The announcement elicited immediate backlash, including from transgender Navy SEAL veteran Kristin Beck, and left unresolved procedural questions, such as how this would affect transgender servicemen and -women currently deployed.
Lt. Col. Paul Haverstick, a defense spokesman at the Pentagon, told Yahoo News that the Department of Defense “is still awaiting guidance from the White House, and there is no change in the policy at this time.” He referred to a statement made last month by Gen. Joseph F. Dunford Jr., chairman of the Joint Chiefs of Staff.
“I know there are questions about yesterday’s announcement on the transgender policy by the president. There will be no modifications to the current policy until the president’s direction has been received by the secretary of defense and the secretary has issued implementation guidance.
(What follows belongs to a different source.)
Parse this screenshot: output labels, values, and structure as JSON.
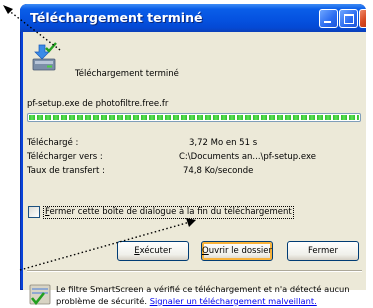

In the meantime, we will continue to treat all of our personnel with respect,” Dunford said. “As importantly, given the current fight and the challenges we face, we will all remain focused on accomplishing our assigned missions.”
According to the Palm Center, a public policy think tank at the University of California, Santa Barbara, discharging transgender troops would actually wind up costing the military an estimated $960 million. The researchers arrived at this figure by multiplying the number of current transgender service members (12,800) by the average per-person cost of recruiting and training replacements ($75,000).